When will less than 5% of people still be eating food mostly made of fossil fuels (like the 99% of today)? I don't know. Details are unpredictable. That fossil fuel energy deliveries will decline is predictable. When will the number of human births equal deaths? Currently births-deaths = about 83 million more humans added per year. When deaths-births is greater than zero there may be over 9 billion people.

Concern about details, however, is a distraction. We Anthropocene enthusiasts have been incurring an overshoot debt payable by posterity (billions die prematurely, not be old age). Most moderns, even in Africa, are still benefiting from growing our industrial economies (all local to national economies are facets of the one interdependent global economy) faster than our population can grow. Short-term self interest prevails. Too few are walking away from Omelas.

Current energy deliveries (and food is the primary driver of increasing population) will decline. Life on the downslope will be quite different than on the upslope. Living on the upslope for 8-13 generations has vastly denormalized modern humans (see mental illness and suicide rates and 'diseases of civilization'), and 13 generations on the downslope may not select for functional, adaptive behaviors (there are no prior examples of this happening, i.e. a marauding horde culture selects for no viable outcome). History (data related to prior collapse of overcomplex societies) suggests that recovery with renormalization is possible, but not an expected outcome. Unmanaged descent is about five times more likely to end in dissolution (extinction) than renormalization as adaptive K-strategists.

Managed descent via a rapid decline in population (via birth-off, initially perhaps 1 birth per 200 women) to avoid a die-off event is possible (and any sane human would preferred it to die-off as usual).
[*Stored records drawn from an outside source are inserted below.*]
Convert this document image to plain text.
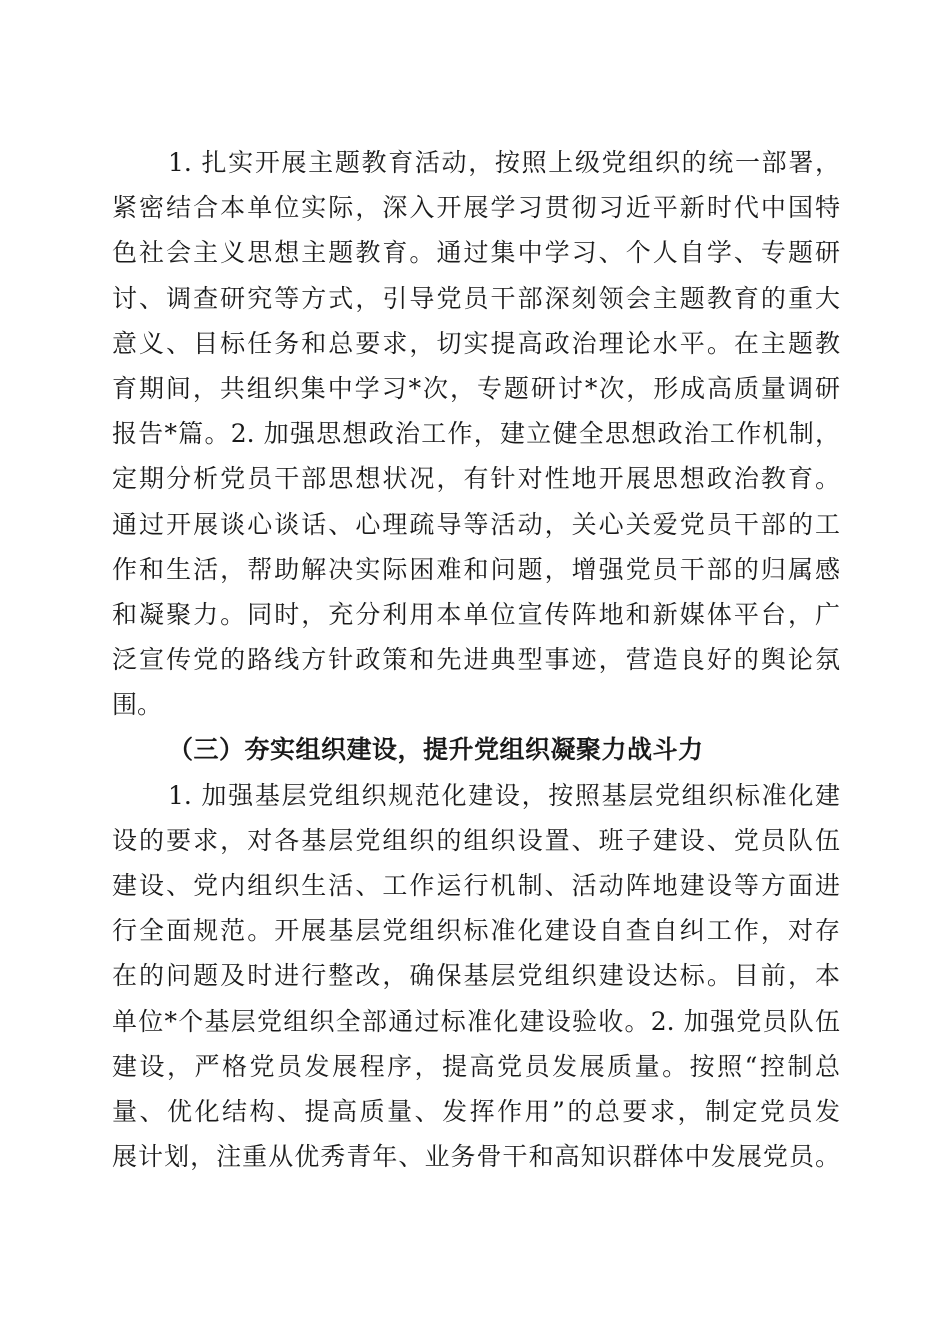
1. 扎实开展主题教育活动，按照上级党组织的统一部署，
紧密结合本单位实际，深入开展学习贯彻习近平新时代中国特
色社会主义思想主题教育。通过集中学习、个人自学、专题研
讨、调查研究等方式，引导党员干部深刻领会主题教育的重大
意义、目标任务和总要求，切实提高政治理论水平。在主题教
育期间，共组织集中学习*次，专题研讨*次，形成高质量调研
报告*篇。2. 加强思想政治工作，建立健全思想政治工作机制，
定期分析党员干部思想状况，有针对性地开展思想政治教育。
通过开展谈心谈话、心理疏导等活动，关心关爱党员干部的工
作和生活，帮助解决实际困难和问题，增强党员干部的归属感
和凝聚力。同时，充分利用本单位宣传阵地和新媒体平台，广
泛宣传党的路线方针政策和先进典型事迹，营造良好的舆论氛
围。
（三）夯实组织建设，提升党组织凝聚力战斗力
1. 加强基层党组织规范化建设，按照基层党组织标准化建
设的要求，对各基层党组织的组织设置、班子建设、党员队伍
建设、党内组织生活、工作运行机制、活动阵地建设等方面进
行全面规范。开展基层党组织标准化建设自查自纠工作，对存
在的问题及时进行整改，确保基层党组织建设达标。目前，本
单位*个基层党组织全部通过标准化建设验收。2. 加强党员队伍
建设，严格党员发展程序，提高党员发展质量。按照“控制总
量、优化结构、提高质量、发挥作用”的总要求，制定党员发
展计划，注重从优秀青年、业务骨干和高知识群体中发展党员。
How may we avoid dissolution?

If enough humans cease to believe in political solutions, in the political system and its denizens, that would change the rules of the game. Could enough humans cease to believe in belief and listen to Nature instead? I don't know. It may be that humans are 'too clever by half and not nearly smart enough' to persist.

There may be tipping points. Perhaps there are limits to denial. Denial has one predictable outcome: failure to persist. Understanding this could be one's deliverance from denial. To persist, humans must be eager to learn (from Nature who has all the answers). For 375k years our Homo sapiens sapiens ancestors (and for over 6 million years our hominin ancestors...) were eager to learn, did, and thereby became ancestors. That is not how we moderns are playing the game. For the first time, we are playing a global endgame (badly).